Mönchengladbach „Karneval ist ein Stück Heimat“

Mönchengladbach · Gert Kartheuser, neuer Vorsitzender des Karnevalsverbandes, über Bernd Gothes große Fußstapfen, Traditionen und Veränderungen.

 Der 69-jährige Gert Kartheuser ist als Nachfolger von Bernd Gothe der neue Vorsitzende des Mönchengladbacher Karnevalsverbandes.

Der 69-jährige Gert Kartheuser ist als Nachfolger von Bernd Gothe der neue Vorsitzende des Mönchengladbacher Karnevalsverbandes.

Foto: Ilgner Detlef (ilg)

Herr Kartheuser, Sie sind jetzt seit 114 Tagen im Amt. Despektierliche Frage: Sieht so der Generationenwechsel im MKV aus? Ein 77-Jähriger übergibt an einen 69-Jährigen?
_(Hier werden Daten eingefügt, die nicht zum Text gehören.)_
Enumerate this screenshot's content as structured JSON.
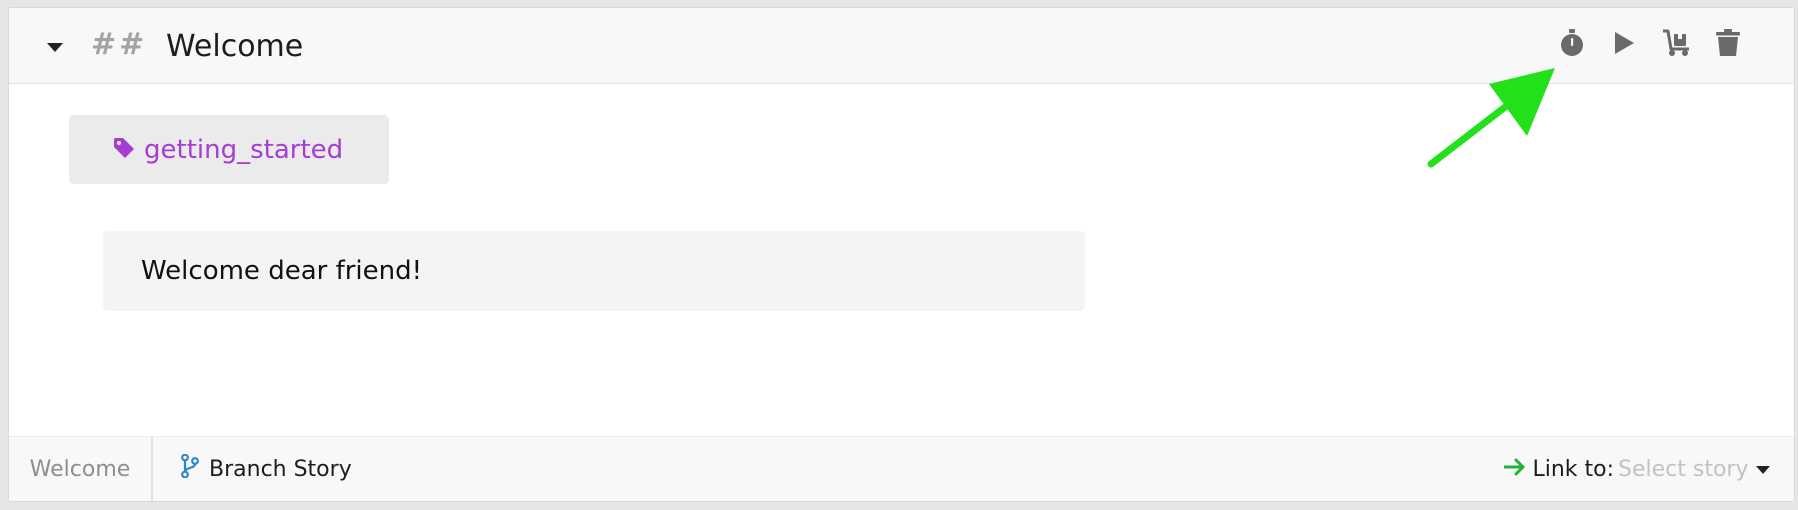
{
  "header": {
    "heading_marker": "##",
    "title": "Welcome",
    "actions": [
      {
        "name": "timer",
        "icon": "stopwatch-icon"
      },
      {
        "name": "play",
        "icon": "play-icon"
      },
      {
        "name": "cart",
        "icon": "dolly-icon"
      },
      {
        "name": "delete",
        "icon": "trash-icon"
      }
    ],
    "collapse_icon": "caret-down-icon"
  },
  "tag": {
    "icon": "tag-icon",
    "label": "getting_started"
  },
  "utterance": {
    "text": "Welcome dear friend!"
  },
  "footer": {
    "story_name": "Welcome",
    "branch_label": "Branch Story",
    "branch_icon": "branch-icon",
    "link_label": "Link to:",
    "link_icon": "arrow-right-icon",
    "select_placeholder": "Select story",
    "select_icon": "caret-down-icon"
  },
  "colors": {
    "tag": "#a73ed3",
    "arrow_annotation": "#22e11a",
    "branch_icon": "#2a86c9",
    "link_arrow": "#23b13a",
    "icon_gray": "#6a6a6a"
  }
}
Kartheuser Einen jüngeren Nachfolger zu finden, ist nicht so einfach. Die 50-Jährigen stecken voll im Beruf und haben keine Zeit. Und man muss Zeit für die Aufgabe haben, viel Zeit.

Wie viel Zeit investieren Sie?

Kartheuser Das sind pro Tag zurzeit sicher sechs Stunden. Zum Teil liegt das natürlich auch daran, dass ich der Neue bin und erst einmal das Gespräch mit allen anderen gesucht habe, mit den Vorstandsmitgliedern genauso wie mit den Sponsoren. Das kostet natürlich Zeit, ist aber sehr wichtig.

Für Nicht-Karnevalisten scheint die Session ja noch sehr entfernt. Hat die Großkampfzeit für Sie schon angefangen?

Kartheuser Ja, natürlich. Viele denken, die Arbeit beginnt erst mit den Veranstaltungen, wenn der Vorsitzende auf der Bühne steht. Aber die Vorbereitung nimmt einen viel größeren Part ein. Die Auftritte kommen dann noch dazu, circa zweihundert in der Session.

Was braucht ein MKV-Vorsitzender außer Zeit?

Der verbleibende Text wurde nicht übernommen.